Sebab supaya dilihat orang itu dapat mengandung pelbagai tujuan atau motivasi, misalnya:

  1. Untuk mencari keuntungan diri. Pada taraf yang paling rendah hal ini bisa menjilma menjadi menipu atau mencelakai orang lain. Misalnya tentang tawaran pekerjaan, tawaran pinjaman, yang indah menawan dan amat menjanjikan. Tetapi di kemudian hari ternyata justru terbukti mencelakai kurbannya.
  2. Untuk show oFf” alias ingin pamer, sombong. bahkan muaranya dapat sampai merendahkan atau menghina orang lain. Banyak contohnya. Misalnya unggahan tentang kemewahan, harta dan kuasa yang dia punya. Tak berhenti di situ. Sebab ada yang mengunggahnya lengkap dengan arogansi penggunaan harta dan kuasanya untuk menghina orang lain.
  3. Untuk berbagi, baik berbagi pengetahuan, pengalaman, pemikiran, keprihatinan, kepedulian dlsb. Intinya adalah berbagi berkat Tuhan demi kebaikan sesama dan dunia. Misalnya tulisan, foto atu video tentang orang yang hidup dan kerjanya demi sesama atau demi kelestarian alam. Atau video tentang acara tayangan di TV.
  4. Untuk kemuliaan Tuhan. Artinya, yang mendasari tujuan “supaya dilihat orang” hanyalah demi lebih besarnya kemuliaan Tuhan. Misalnya unggahan tentang mukjizat yang riil dialami: sembuh dari sakit, bebas dari beban kebencian, makna pengampunan dll. Isinya tentang karya kasih Tuhan yang nyata atas manusia.
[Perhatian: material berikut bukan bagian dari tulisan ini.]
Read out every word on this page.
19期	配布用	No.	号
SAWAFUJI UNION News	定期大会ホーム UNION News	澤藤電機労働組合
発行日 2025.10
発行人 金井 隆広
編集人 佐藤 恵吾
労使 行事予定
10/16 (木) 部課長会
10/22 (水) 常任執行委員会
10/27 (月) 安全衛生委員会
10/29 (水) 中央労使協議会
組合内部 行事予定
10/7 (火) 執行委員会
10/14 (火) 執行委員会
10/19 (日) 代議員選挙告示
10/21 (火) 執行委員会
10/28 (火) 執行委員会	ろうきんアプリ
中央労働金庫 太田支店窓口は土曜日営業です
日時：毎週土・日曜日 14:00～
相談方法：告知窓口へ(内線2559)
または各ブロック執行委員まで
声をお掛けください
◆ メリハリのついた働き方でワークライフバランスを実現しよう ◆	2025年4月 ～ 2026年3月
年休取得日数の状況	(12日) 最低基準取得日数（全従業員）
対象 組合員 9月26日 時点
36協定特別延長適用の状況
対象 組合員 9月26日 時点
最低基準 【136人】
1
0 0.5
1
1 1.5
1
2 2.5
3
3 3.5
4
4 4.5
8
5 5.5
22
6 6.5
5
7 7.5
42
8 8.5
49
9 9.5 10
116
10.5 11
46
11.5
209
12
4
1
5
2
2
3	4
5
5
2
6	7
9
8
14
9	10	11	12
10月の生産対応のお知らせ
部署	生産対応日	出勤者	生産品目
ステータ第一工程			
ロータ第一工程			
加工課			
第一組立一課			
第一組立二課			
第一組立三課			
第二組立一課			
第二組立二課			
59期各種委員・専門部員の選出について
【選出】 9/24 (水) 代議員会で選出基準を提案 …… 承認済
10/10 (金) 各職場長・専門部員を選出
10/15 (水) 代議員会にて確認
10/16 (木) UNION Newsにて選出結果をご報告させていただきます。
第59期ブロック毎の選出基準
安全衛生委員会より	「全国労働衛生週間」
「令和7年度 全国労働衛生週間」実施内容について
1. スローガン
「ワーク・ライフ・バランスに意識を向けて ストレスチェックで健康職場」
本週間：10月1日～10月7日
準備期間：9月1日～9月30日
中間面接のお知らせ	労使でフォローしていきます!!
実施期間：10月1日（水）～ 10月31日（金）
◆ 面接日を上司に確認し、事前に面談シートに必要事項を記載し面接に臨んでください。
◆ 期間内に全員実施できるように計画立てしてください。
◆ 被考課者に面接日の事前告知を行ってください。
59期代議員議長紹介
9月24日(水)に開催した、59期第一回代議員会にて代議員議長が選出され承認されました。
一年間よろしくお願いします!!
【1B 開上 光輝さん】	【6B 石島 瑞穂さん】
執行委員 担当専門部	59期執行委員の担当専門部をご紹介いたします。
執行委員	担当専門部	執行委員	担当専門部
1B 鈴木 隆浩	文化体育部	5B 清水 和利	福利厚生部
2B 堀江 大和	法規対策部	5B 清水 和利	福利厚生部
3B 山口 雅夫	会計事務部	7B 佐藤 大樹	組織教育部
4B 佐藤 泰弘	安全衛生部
Dengan demikian, makin jelas bahwa agar “supaya dilihat orang” itu bermakna membawa berkat bagi sesama dan dunia, maka arahnya harus keluar dari diri kita, keluarga/komunitas kita, suku, RAS kita.

“Keluar” itu artinya yang menerima benefit haruslah mereka di luar kita. Misalnya supaya orang memuji Tuhan bukan memuji diri kita. Supaya sesama makin dicinta. Supaya diri kita menjadi makin rendah hati, orang lain tobat hati, bukan sebaliknya justru kita jadi sombong hati.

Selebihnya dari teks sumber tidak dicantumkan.